I was interested in your specific kind of mention of you could do ipi/nivo, you could do nivo/rela in this situation. What is your perspective on that? Because I think we just favor immunotherapy period, and then you have basically the choice between the 2.
Dr. Patel:
Yeah. So we have frontline data now for nivo/ipi. We have frontline data for nivo/relatlimab. There's some indirect treatment comparisons that suggest these treatments are really kind of equal in terms of efficacy, and we know that nivolumab/relatlimab carries a lesser toxicity rate. So I think it's in the comfort of the practitioner.

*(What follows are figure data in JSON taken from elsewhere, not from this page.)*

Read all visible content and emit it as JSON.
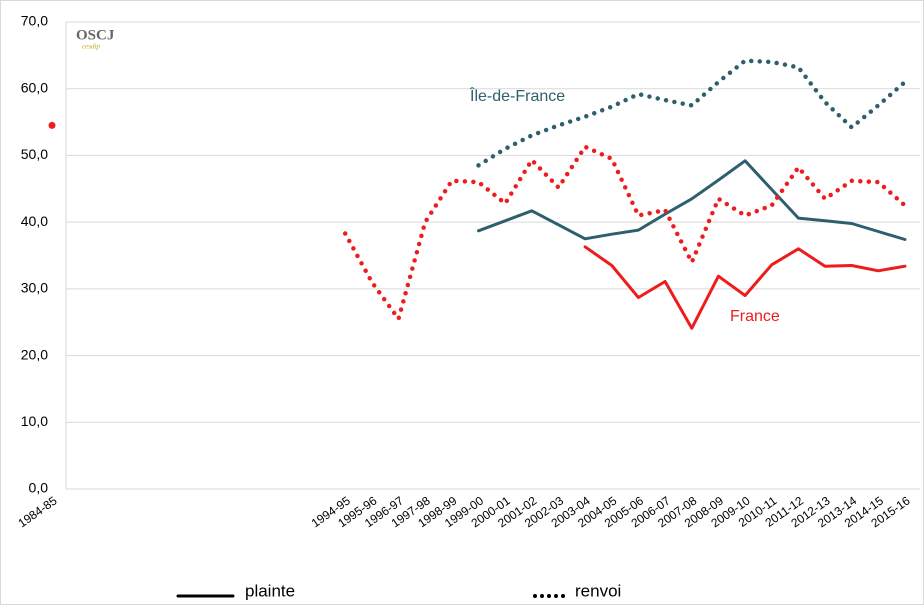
{
  "chart_data": {
    "type": "line",
    "logo": {
      "title": "OSCJ",
      "subtitle": "cesdip"
    },
    "categories": [
      "1984-85",
      null,
      null,
      null,
      null,
      null,
      null,
      null,
      null,
      null,
      null,
      "1994-95",
      "1995-96",
      "1996-97",
      "1997-98",
      "1998-99",
      "1999-00",
      "2000-01",
      "2001-02",
      "2002-03",
      "2003-04",
      "2004-05",
      "2005-06",
      "2006-07",
      "2007-08",
      "2008-09",
      "2009-10",
      "2010-11",
      "2011-12",
      "2012-13",
      "2013-14",
      "2014-15",
      "2015-16"
    ],
    "series": [
      {
        "color": "#2e5f6e",
        "style": "solid",
        "values": [
          null,
          null,
          null,
          null,
          null,
          null,
          null,
          null,
          null,
          null,
          null,
          null,
          null,
          null,
          null,
          null,
          38.7,
          40.2,
          41.7,
          39.6,
          37.5,
          38.2,
          38.8,
          41.2,
          43.5,
          46.3,
          49.2,
          44.9,
          40.6,
          40.2,
          39.8,
          38.6,
          37.4
        ]
      },
      {
        "color": "#2e5f6e",
        "style": "dotted",
        "values": [
          null,
          null,
          null,
          null,
          null,
          null,
          null,
          null,
          null,
          null,
          null,
          null,
          null,
          null,
          null,
          null,
          48.5,
          51.0,
          53.0,
          54.5,
          55.8,
          57.3,
          59.2,
          58.3,
          57.5,
          61.0,
          64.2,
          64.0,
          63.2,
          58.0,
          54.2,
          57.5,
          61.0
        ]
      },
      {
        "color": "#ee1c1c",
        "style": "solid",
        "values": [
          null,
          null,
          null,
          null,
          null,
          null,
          null,
          null,
          null,
          null,
          null,
          null,
          null,
          null,
          null,
          null,
          null,
          null,
          null,
          null,
          36.3,
          33.5,
          28.7,
          31.1,
          24.1,
          31.9,
          29.0,
          33.6,
          36.0,
          33.4,
          33.5,
          32.7,
          33.4
        ]
      },
      {
        "color": "#ee1c1c",
        "style": "dotted",
        "values": [
          54.5,
          null,
          null,
          null,
          null,
          null,
          null,
          null,
          null,
          null,
          null,
          38.3,
          31.0,
          25.5,
          40.0,
          46.2,
          46.0,
          42.8,
          49.3,
          45.2,
          51.3,
          49.5,
          41.0,
          41.8,
          34.0,
          43.5,
          41.0,
          42.5,
          48.2,
          43.5,
          46.2,
          46.0,
          42.5
        ]
      }
    ],
    "annotations": [
      {
        "text": "Île-de-France",
        "color": "#2e5f6e"
      },
      {
        "text": "France",
        "color": "#ee1c1c"
      }
    ],
    "legend": [
      {
        "label": "plainte",
        "style": "solid"
      },
      {
        "label": "renvoi",
        "style": "dotted"
      }
    ],
    "ylim": [
      0,
      70
    ],
    "yticks": [
      {
        "value": 0,
        "label": "0,0"
      },
      {
        "value": 10,
        "label": "10,0"
      },
      {
        "value": 20,
        "label": "20,0"
      },
      {
        "value": 30,
        "label": "30,0"
      },
      {
        "value": 40,
        "label": "40,0"
      },
      {
        "value": 50,
        "label": "50,0"
      },
      {
        "value": 60,
        "label": "60,0"
      },
      {
        "value": 70,
        "label": "70,0"
      }
    ],
    "grid": true
  }
}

I think one small nuance in here is from the patient perspective. Nivolumab/ipilimumab tends to have a longer treatment-free interval, mainly because patients run into toxicity, and that's what causes them to go off treatment, whereas nivolumab/relatlimab is more of a steady course of treatment for patients. Would a patient want kind of some therapy that might cause a toxicity, but give them a treatment-free interval, versus something kind of more steady and less risky for side effects?
Dr. Tawbi:
Great points. Well, thank you so much. I think our time is up. Thank you, Dr. Patel.